If I run this in Opera, it works fine.
If I run this in Firefox, it works fine.
If I run this in Chrome, it starts fine, but after a few seconds the entire browser gets more and more unresponsive, and if I leave it running for a few more secs, I have to kill it using the task manager.

IMPORTANT detail, if I set the number of circles in the for-loop to e.g. 100, instead of 1000, it works fine, so I guess somewhere between 100 and 1000 there’s some kind of a “barrier” that exhausts some resource (I haven’t noticed anything unusual when looking at RAM/CPU/GPU though).
And it’s weird because it only happens in Chrome, in WEBGL mode, on my PC. If run this in Chrome on a Mac, it works fine, and if I use any other browser on PC, it also works fine.

Has anyone noticed something like this?

1 Like

It runs fine in Chrome version 104.0.5112.79 (Official Build) (arm64) on my MacBook Air (M1, 2020) with Monterey version 12.4, producing a nice dazzling display of ellipses, so I decided to see how far the loop can be pushed.

With this loop header, it still works:

    for (var k = 0; k < 10000; k++) {

But this fails, producing only a white canvas:

    for (var k = 0; k < 100000; k++) {

The same results occur with Safari.

EDIT:

But, funny, if I reduce the size of the ellipses, this works:

    for(let k = 0; k < 100000; k++){
        ellipse(random(-width/2, width/2), random(-height/2, height/2), 4, 4);
    }

That is with Chrome, as described above.

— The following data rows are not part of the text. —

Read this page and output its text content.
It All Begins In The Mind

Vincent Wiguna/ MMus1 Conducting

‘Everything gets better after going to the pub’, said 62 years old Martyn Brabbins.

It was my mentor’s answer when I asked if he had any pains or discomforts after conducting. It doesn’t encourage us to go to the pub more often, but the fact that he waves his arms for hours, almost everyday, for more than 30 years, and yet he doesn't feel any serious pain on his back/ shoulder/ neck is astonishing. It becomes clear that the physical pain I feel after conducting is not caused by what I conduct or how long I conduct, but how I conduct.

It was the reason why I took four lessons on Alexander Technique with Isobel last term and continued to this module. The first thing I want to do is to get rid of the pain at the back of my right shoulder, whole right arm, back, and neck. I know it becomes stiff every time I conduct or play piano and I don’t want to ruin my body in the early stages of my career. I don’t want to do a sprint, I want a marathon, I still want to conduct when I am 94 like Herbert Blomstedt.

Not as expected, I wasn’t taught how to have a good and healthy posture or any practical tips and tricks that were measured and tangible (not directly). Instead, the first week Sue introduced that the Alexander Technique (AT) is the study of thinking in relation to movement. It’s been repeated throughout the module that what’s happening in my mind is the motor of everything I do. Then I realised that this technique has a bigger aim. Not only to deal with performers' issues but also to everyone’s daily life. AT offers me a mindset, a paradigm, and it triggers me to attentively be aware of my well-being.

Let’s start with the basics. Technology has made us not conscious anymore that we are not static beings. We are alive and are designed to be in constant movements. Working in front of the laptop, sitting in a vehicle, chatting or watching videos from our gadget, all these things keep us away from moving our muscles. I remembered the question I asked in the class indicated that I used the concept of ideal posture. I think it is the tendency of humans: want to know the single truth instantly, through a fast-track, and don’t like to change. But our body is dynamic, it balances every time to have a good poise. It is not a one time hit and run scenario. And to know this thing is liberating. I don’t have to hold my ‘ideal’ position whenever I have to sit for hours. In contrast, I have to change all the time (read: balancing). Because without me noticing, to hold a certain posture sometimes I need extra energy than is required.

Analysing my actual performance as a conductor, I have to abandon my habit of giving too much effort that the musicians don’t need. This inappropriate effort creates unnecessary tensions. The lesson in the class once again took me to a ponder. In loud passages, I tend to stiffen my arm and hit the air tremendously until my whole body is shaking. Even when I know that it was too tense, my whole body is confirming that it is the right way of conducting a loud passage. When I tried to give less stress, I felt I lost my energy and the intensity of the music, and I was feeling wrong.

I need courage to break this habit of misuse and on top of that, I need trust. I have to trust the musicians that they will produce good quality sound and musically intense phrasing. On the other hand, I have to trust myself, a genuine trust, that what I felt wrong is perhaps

So it appears that it might be roughly related to the number of pixels drawn during a frame.

What happens on your Windows system if you reduce the size of the ellipses and run it in Chrome?

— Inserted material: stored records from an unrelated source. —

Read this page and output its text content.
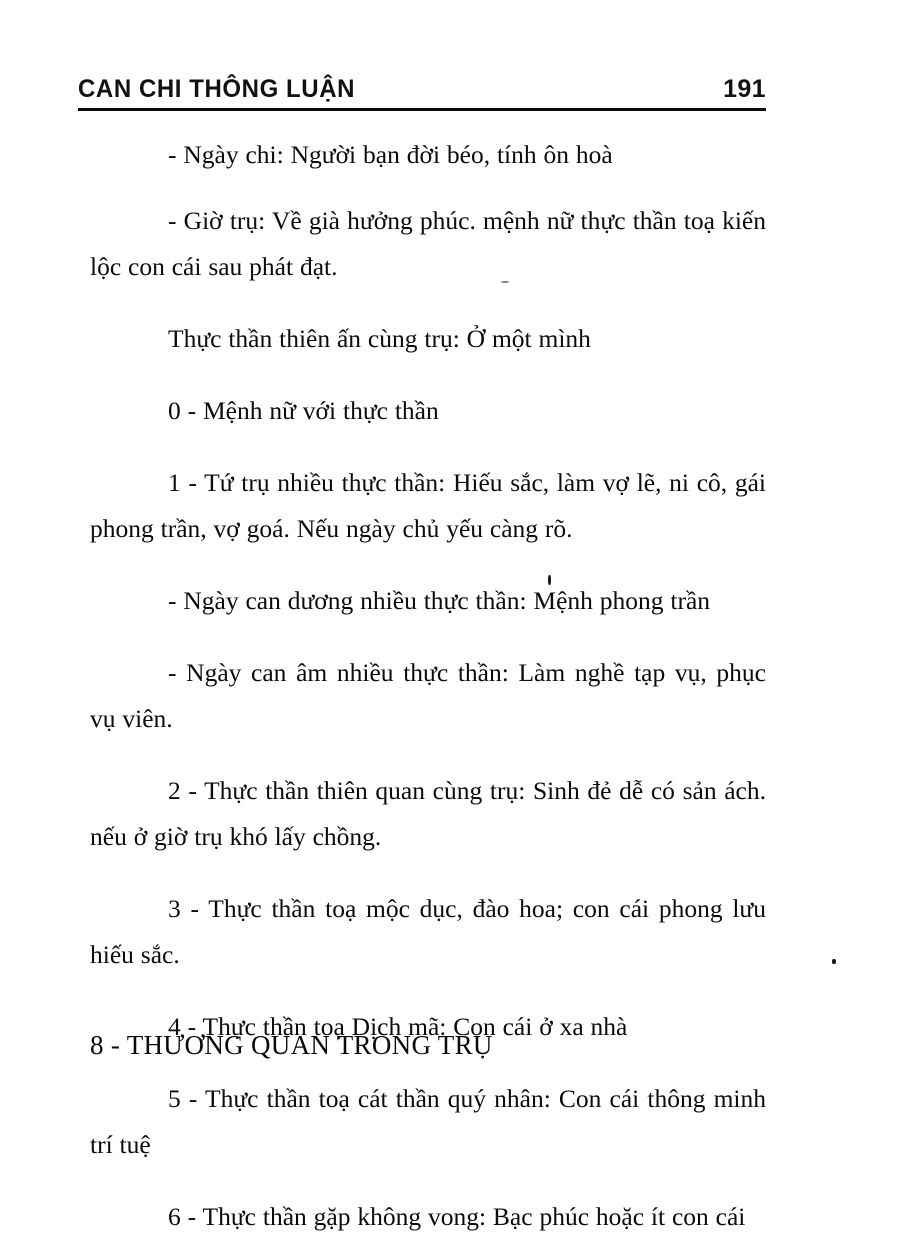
CAN CHI THÔNG LUẬN	191

- Ngày chi: Người bạn đời béo, tính ôn hoà

- Giờ trụ: Về già hưởng phúc. mệnh nữ thực thần toạ kiến lộc con cái sau phát đạt.

Thực thần thiên ấn cùng trụ: Ở một mình

0 - Mệnh nữ với thực thần

1 - Tứ trụ nhiều thực thần: Hiếu sắc, làm vợ lẽ, ni cô, gái phong trần, vợ goá. Nếu ngày chủ yếu càng rõ.

- Ngày can dương nhiều thực thần: Mệnh phong trần

- Ngày can âm nhiều thực thần: Làm nghề tạp vụ, phục vụ viên.

2 - Thực thần thiên quan cùng trụ: Sinh đẻ dễ có sản ách. nếu ở giờ trụ khó lấy chồng.

3 - Thực thần toạ mộc dục, đào hoa; con cái phong lưu hiếu sắc.

4 - Thực thần toạ Dịch mã: Con cái ở xa nhà

5 - Thực thần toạ cát thần quý nhân: Con cái thông minh trí tuệ

6 - Thực thần gặp không vong: Bạc phúc hoặc ít con cái

8 - THƯƠNG QUAN TRONG TRỤ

Are you sure it fails? It might be that circles fill the entire screen, rendering it white. :smiley:

Anyway, thanks for the feedback, I think this particular setup (chrome/windows/rtx/…) is the issue, but am not sure why.

1 Like

Good point! In fact, this works, albeit slowly:

    for(let k = 0; k < 1000000; k++){
        fill(random() * 256);
        ellipse(random(-width/2, width/2), random(-height/2, height/2), 10, 10);
    }

EDITED:

255 → 256 in this line:

        fill(random() * 256);

If I set the number to something like 100, it works fine, but if I increase it to 1000 (the limit is somewhere between 100 and 1000 I guess) it starts to get slower and slower and Chrome chrases. The other browsers work fine.